After the meeting, Democrats on the Finance panel publicly defended his nomination, but acknowledged that winning confirmation would not be easy.Republicans said the confirmation fight would have cost the president, especially in the wake of a Jan. 26 vote for Treasury Secretary Geithner. Thirty-four senators, including three Democrats and an Independent who caucuses with the Democrats, voted against that confirmation.

“He saved the president from a big embarrassment at the confirmation hearing next week,” said Sen. John Ensign (R) of Nevada, after Daschle’s withdrawal Tuesday.

A loss for healthcare reform?

Many advocates for healthcare reform believe Senator Daschle’s withdrawal is a loss.

“We are saddened,” says Joel Miller, a senior vice president of the National Coalition on Health Care, a Washington-based advocacy organization. “Daschle was a real advocate for urgent action on healthcare reform and understood that things could get incredibly worse if we don’t take action this year to address the uninsured problem and rising healthcare costs.”

Mr. Miller and other advocates had hoped that Daschle could continue as head of the White House Office for Health Reform. During his press conference, Gibbs said Daschle had withdrawn from that appointment as well. But Daschle’s decision will not “slow down” the White House’s effort to reform the healthcare system, Gibbs insisted.

“The job of ensuring healthcare reform will outlast any person nominated for the secretary of HHS and likely anybody that serves in this administration,” says Gibbs. “There are many people in this administration that are working on this issue right now. We are looking for a new nominee…. The work toward a solution to make healthcare more affordable won’t stop or pause while we look for that nominee.”

But Daschle’s decision will at least cause a “bump in the road,” says Robert Blendon, director of the Harvard Program on Public Opinion and Health and Social Policy in Cambridge, Mass. However, he adds, it may help Obama with his larger agenda in the long run.

“The controversy had reached a level where it would have made it more difficult for Senator Daschle to really play the critical point person both of them had hoped he could,” says Dr. Blendon. “In an economic downturn where people are threatened about losing their jobs and homes,… there’s a real sensitivity to wanting people in public life who don’t in any way have advantages that we wouldn’t have.”

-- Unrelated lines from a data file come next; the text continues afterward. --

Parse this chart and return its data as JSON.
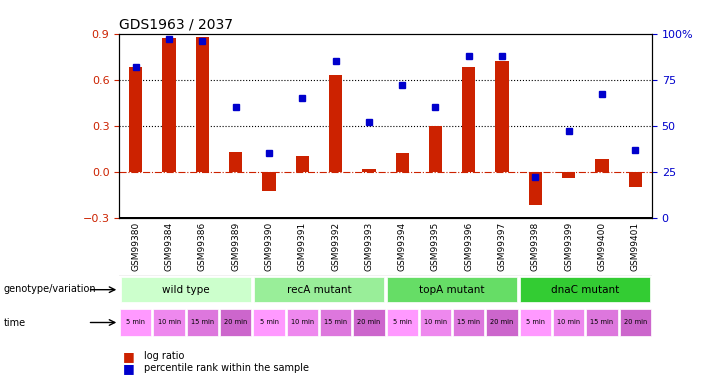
{
  "title": "GDS1963 / 2037",
  "samples": [
    "GSM99380",
    "GSM99384",
    "GSM99386",
    "GSM99389",
    "GSM99390",
    "GSM99391",
    "GSM99392",
    "GSM99393",
    "GSM99394",
    "GSM99395",
    "GSM99396",
    "GSM99397",
    "GSM99398",
    "GSM99399",
    "GSM99400",
    "GSM99401"
  ],
  "log_ratio": [
    0.68,
    0.87,
    0.88,
    0.13,
    -0.13,
    0.1,
    0.63,
    0.02,
    0.12,
    0.3,
    0.68,
    0.72,
    -0.22,
    -0.04,
    0.08,
    -0.1
  ],
  "percentile": [
    82,
    97,
    96,
    60,
    35,
    65,
    85,
    52,
    72,
    60,
    88,
    88,
    22,
    47,
    67,
    37
  ],
  "groups": [
    {
      "label": "wild type",
      "start": 0,
      "end": 4,
      "color": "#ccffcc"
    },
    {
      "label": "recA mutant",
      "start": 4,
      "end": 8,
      "color": "#99ee99"
    },
    {
      "label": "topA mutant",
      "start": 8,
      "end": 12,
      "color": "#66dd66"
    },
    {
      "label": "dnaC mutant",
      "start": 12,
      "end": 16,
      "color": "#33cc33"
    }
  ],
  "time_labels": [
    "5 min",
    "10 min",
    "15 min",
    "20 min",
    "5 min",
    "10 min",
    "15 min",
    "20 min",
    "5 min",
    "10 min",
    "15 min",
    "20 min",
    "5 min",
    "10 min",
    "15 min",
    "20 min"
  ],
  "time_colors": [
    "#ff99ff",
    "#ee88ee",
    "#dd77dd",
    "#cc66cc",
    "#ff99ff",
    "#ee88ee",
    "#dd77dd",
    "#cc66cc",
    "#ff99ff",
    "#ee88ee",
    "#dd77dd",
    "#cc66cc",
    "#ff99ff",
    "#ee88ee",
    "#dd77dd",
    "#cc66cc"
  ],
  "ylim_left": [
    -0.3,
    0.9
  ],
  "ylim_right": [
    0,
    100
  ],
  "bar_color": "#cc2200",
  "dot_color": "#0000cc",
  "hline_color": "#cc2200",
  "background_color": "#ffffff"
}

The challenge for Obama now is to move quickly to appoint a new secretary of Health and Human Services who has “the unquestioned commitment to healthcare reform that he does,” says Ron Pollack, the president of Families USA, one of the nation’s largest healthcare reform organizations. Several names have come up, including former Vermont Gov. Howard Dean (D), a physician who managed to get more than 95 percent of Vermont’s children covered by healthcare during his six terms in office. There has, however, been tension between the Obama and Dean circles.

Another, less well-known contender is Kansas Gov. Kathleen Sebelius (D). Before becoming governor, she was the president of the National Association of Insurance Commissioners. She was also appointed by President Bill Clinton to the task force that developed the Patient’s Bill of Rights.

“There’s no governor in the country who knows more about healthcare and healthcare reform than she does and she’s very close to the president,” says Mr. Pollack. “So it’s not like there will be a void for a significant period of time.”